Nobel awards shine light on bizarre world of quantum physics
THE PERPLEXING world of quantum physics has been celebrated through the awarding of the 2012 Nobel Prize for physics. Frenchman Serge Haroche and American David Wineland share the prize, worth less than €1 million this year because of a reduction imposed by granting body the Royal Swedish Academy of Sciences.
Prof Haroche (68), from France’s École Normale Supérieure, and Prof Wineland, (68), of the National Institute of Standards and Technology in Boulder, Colorado separately developed ways to study the bizarre world of quantum mechanics.

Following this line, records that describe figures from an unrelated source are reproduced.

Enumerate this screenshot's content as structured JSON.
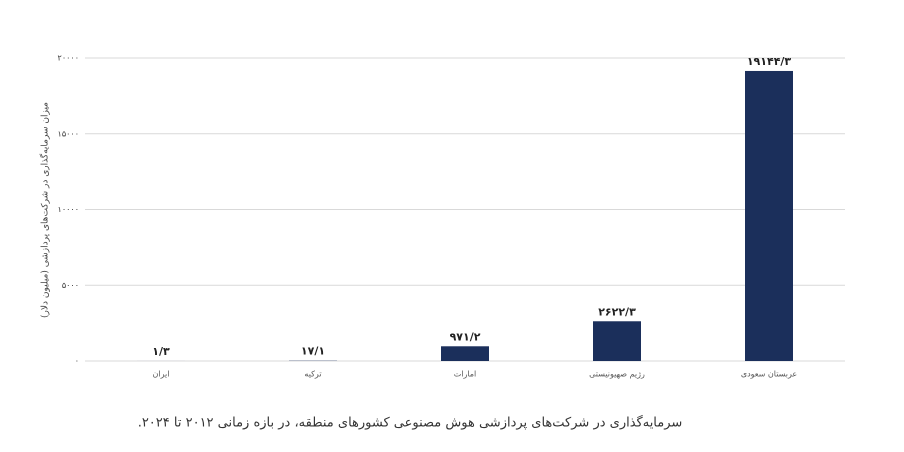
{
  "chart_data": {
    "type": "bar",
    "y_label": "میزان سرمایه‌گذاری در شرکت‌های پردازشی (میلیون دلار)",
    "caption": "سرمایه‌گذاری در شرکت‌های پردازشی هوش مصنوعی کشورهای منطقه، در بازه زمانی ۲۰۱۲ تا ۲۰۲۴.",
    "categories": [
      "ایران",
      "ترکیه",
      "امارات",
      "رژیم صهیونیستی",
      "عربستان سعودی"
    ],
    "values": [
      1.3,
      17.1,
      971.2,
      2622.3,
      19144.3
    ],
    "value_labels": [
      "۱/۳",
      "۱۷/۱",
      "۹۷۱/۲",
      "۲۶۲۲/۳",
      "۱۹۱۴۴/۳"
    ],
    "color": "#1b2f5b",
    "ylim": [
      0,
      20000
    ],
    "yticks": [
      {
        "value": 0,
        "label": "۰"
      },
      {
        "value": 5000,
        "label": "۵۰۰۰"
      },
      {
        "value": 10000,
        "label": "۱۰۰۰۰"
      },
      {
        "value": 15000,
        "label": "۱۵۰۰۰"
      },
      {
        "value": 20000,
        "label": "۲۰۰۰۰"
      }
    ],
    "grid": true
  }
}
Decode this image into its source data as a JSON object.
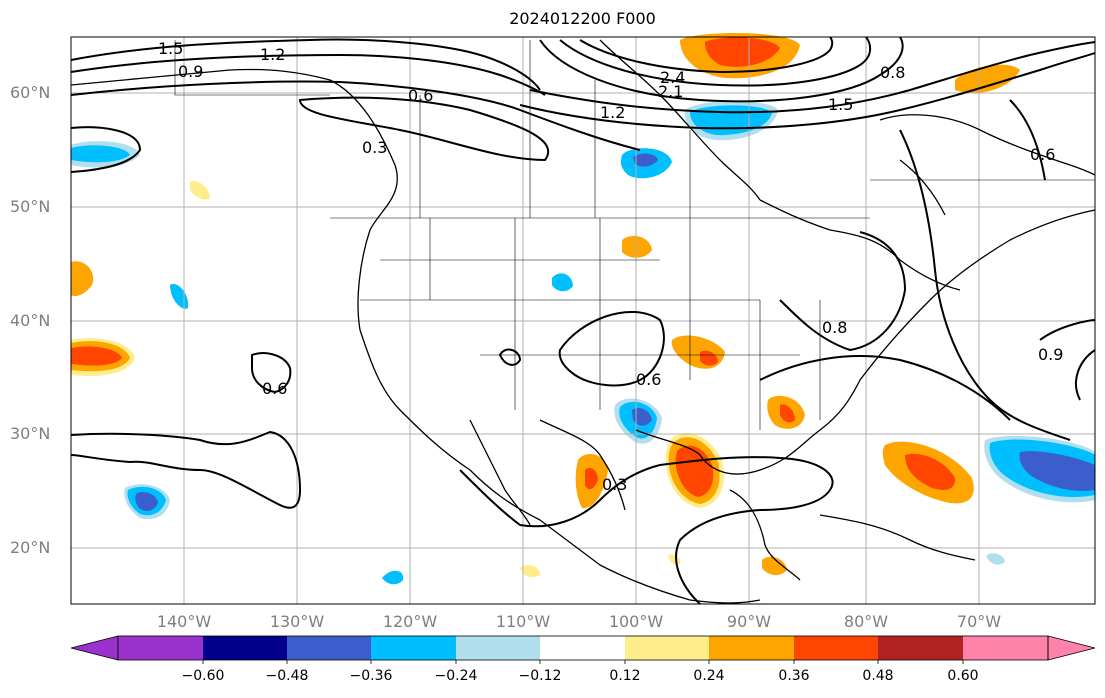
{
  "title": "2024012200 F000",
  "axes": {
    "lat_labels": [
      "60°N",
      "50°N",
      "40°N",
      "30°N",
      "20°N"
    ],
    "lon_labels": [
      "140°W",
      "130°W",
      "120°W",
      "110°W",
      "100°W",
      "90°W",
      "80°W",
      "70°W"
    ]
  },
  "contour_labels": [
    "1.5",
    "1.2",
    "0.9",
    "0.6",
    "0.3",
    "2.4",
    "2.1",
    "1.2",
    "1.5",
    "0.8",
    "0.6",
    "0.6",
    "0.8",
    "0.9",
    "0.3",
    "0.6"
  ],
  "colorbar": {
    "ticks": [
      "−0.60",
      "−0.48",
      "−0.36",
      "−0.24",
      "−0.12",
      "0.12",
      "0.24",
      "0.36",
      "0.48",
      "0.60"
    ],
    "colors": [
      "#9a32cd",
      "#00008b",
      "#3a5fcd",
      "#00bfff",
      "#b2dfee",
      "#ffffff",
      "#ffec8b",
      "#ffa500",
      "#ff4500",
      "#b22222",
      "#ff82ab"
    ]
  }
}
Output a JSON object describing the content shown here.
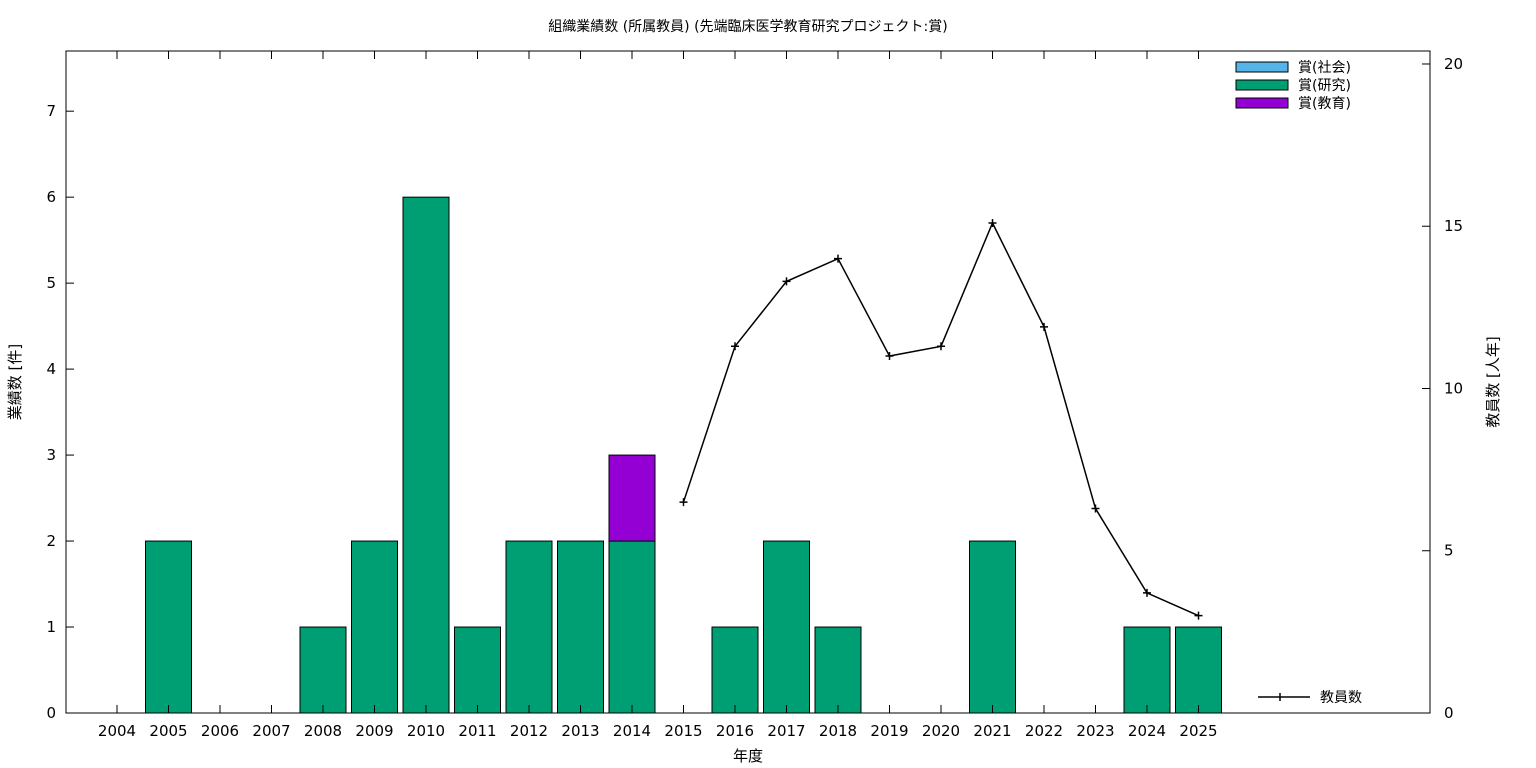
{
  "chart_data": {
    "type": "bar",
    "title": "組織業績数 (所属教員) (先端臨床医学教育研究プロジェクト:賞)",
    "xlabel": "年度",
    "ylabel": "業績数 [件]",
    "y2label": "教員数 [人年]",
    "categories": [
      "2004",
      "2005",
      "2006",
      "2007",
      "2008",
      "2009",
      "2010",
      "2011",
      "2012",
      "2013",
      "2014",
      "2015",
      "2016",
      "2017",
      "2018",
      "2019",
      "2020",
      "2021",
      "2022",
      "2023",
      "2024",
      "2025"
    ],
    "ylim": [
      0,
      7.7
    ],
    "yticks": [
      0,
      1,
      2,
      3,
      4,
      5,
      6,
      7
    ],
    "y2lim": [
      0,
      20.4
    ],
    "y2ticks": [
      0,
      5,
      10,
      15,
      20
    ],
    "stacked": true,
    "grid": false,
    "legend_position": "top-right",
    "series": [
      {
        "name": "賞(社会)",
        "color": "#56b4e9",
        "values": [
          0,
          0,
          0,
          0,
          0,
          0,
          0,
          0,
          0,
          0,
          0,
          0,
          0,
          0,
          0,
          0,
          0,
          0,
          0,
          0,
          0,
          0
        ]
      },
      {
        "name": "賞(研究)",
        "color": "#009e73",
        "values": [
          0,
          2,
          0,
          0,
          1,
          2,
          6,
          1,
          2,
          2,
          2,
          0,
          1,
          2,
          1,
          0,
          0,
          2,
          0,
          0,
          1,
          1
        ]
      },
      {
        "name": "賞(教育)",
        "color": "#9400d3",
        "values": [
          0,
          0,
          0,
          0,
          0,
          0,
          0,
          0,
          0,
          0,
          1,
          0,
          0,
          0,
          0,
          0,
          0,
          0,
          0,
          0,
          0,
          0
        ]
      }
    ],
    "line_series": {
      "name": "教員数",
      "color": "#000000",
      "axis": "y2",
      "x": [
        "2015",
        "2016",
        "2017",
        "2018",
        "2019",
        "2020",
        "2021",
        "2022",
        "2023",
        "2024",
        "2025"
      ],
      "values": [
        6.5,
        11.3,
        13.3,
        14.0,
        11.0,
        11.3,
        15.1,
        11.9,
        6.3,
        3.7,
        3.0
      ]
    }
  }
}
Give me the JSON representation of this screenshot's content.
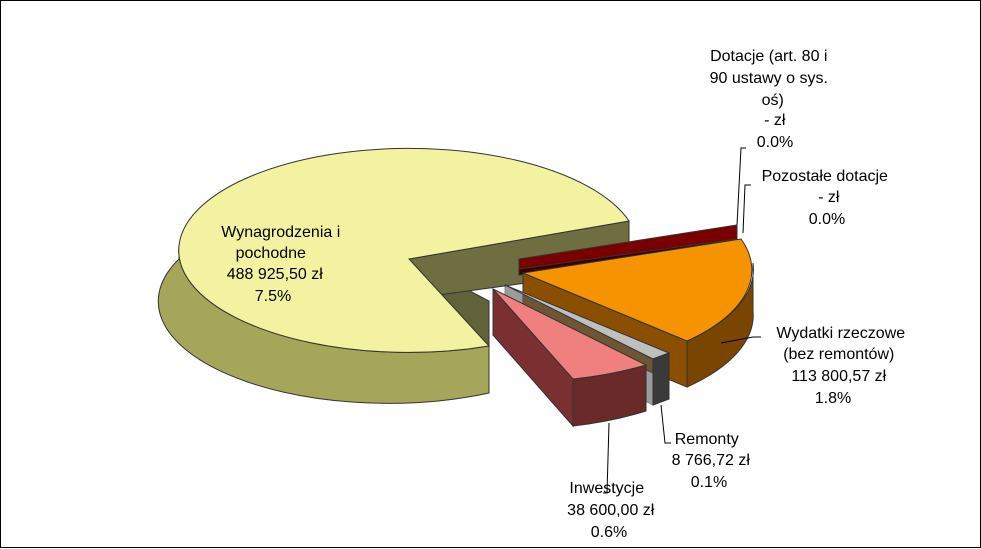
{
  "chart_data": {
    "type": "pie",
    "style": "3d-exploded",
    "legend": "none",
    "slices": [
      {
        "name": "Wynagrodzenia i pochodne",
        "amount": "488 925,50 zł",
        "percent_label": "7.5%",
        "value": 7.5,
        "color": "#f2f2a0",
        "label_lines": [
          "Wynagrodzenia i",
          "pochodne",
          "488 925,50 zł",
          "7.5%"
        ]
      },
      {
        "name": "Dotacje (art. 80 i 90 ustawy o sys. oś)",
        "amount": "-   zł",
        "percent_label": "0.0%",
        "value": 0.0,
        "color": "#7a0000",
        "label_lines": [
          "Dotacje (art. 80 i",
          "90 ustawy o sys.",
          "oś)",
          "-   zł",
          "0.0%"
        ]
      },
      {
        "name": "Pozostałe dotacje",
        "amount": "-   zł",
        "percent_label": "0.0%",
        "value": 0.0,
        "color": "#7a0000",
        "label_lines": [
          "Pozostałe dotacje",
          "-   zł",
          "0.0%"
        ]
      },
      {
        "name": "Wydatki rzeczowe (bez remontów)",
        "amount": "113 800,57 zł",
        "percent_label": "1.8%",
        "value": 1.8,
        "color": "#f59400",
        "label_lines": [
          "Wydatki rzeczowe",
          "(bez remontów)",
          "113 800,57 zł",
          "1.8%"
        ]
      },
      {
        "name": "Remonty",
        "amount": "8 766,72 zł",
        "percent_label": "0.1%",
        "value": 0.1,
        "color": "#a6a6a6",
        "label_lines": [
          "Remonty",
          "8 766,72 zł",
          "0.1%"
        ]
      },
      {
        "name": "Inwestycje",
        "amount": "38 600,00 zł",
        "percent_label": "0.6%",
        "value": 0.6,
        "color": "#f08080",
        "label_lines": [
          "Inwestycje",
          "38 600,00 zł",
          "0.6%"
        ]
      }
    ]
  }
}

Their discoveries have led to the world’s most accurate clocks and have also provided a means of developing a “quantum computer”, a device that easily could outperform today’s most powerful supercomputers.
“Perhaps the quantum computer will change our everyday lives in this century in the same radical way as the classical computer did in the last century,” said the Royal Swedish Academy of Sciences when making the award.
Most objects behave according to the classical laws of physics but these laws break down when you shrink down to the size of an atom or a single particle of light, called a photon. In this quantum mechanical world a single particle can be in two places at once and in different states. Particles can be “entangled” despite being kilometres apart.
The two men’s research area is known as quantum optics, given both use photons in their studies. Prof Wineland studied quantum behaviour by trapping charged atoms and then hitting them with photons. Prof Haroche trapped photons and measured them using atoms. Their great advance was that they were able to defy the assumption that measuring a quantum particle would irrevocably change it. They were able to study these particles without altering their original state.
“Wineland and Haroche and their teams have shown just how strange the quantum world really is and opened up the potential for new technologies undreamt of not so long ago,” said Prof Jim Al-Khalili, professor of physics at the University of Surrey. “Their work has given us a number of profound insights into the way the quantum world works,” said Prof Ian Walmsley, chair of experimental physics at Oxford University.
The Nobel foundation trimmed the value of the prize from 10 million kronor last year to eight million kronor, the lowest level since 1999, according to the foundation’s website. The cut was needed to avoid “undermining” capital, the foundation said.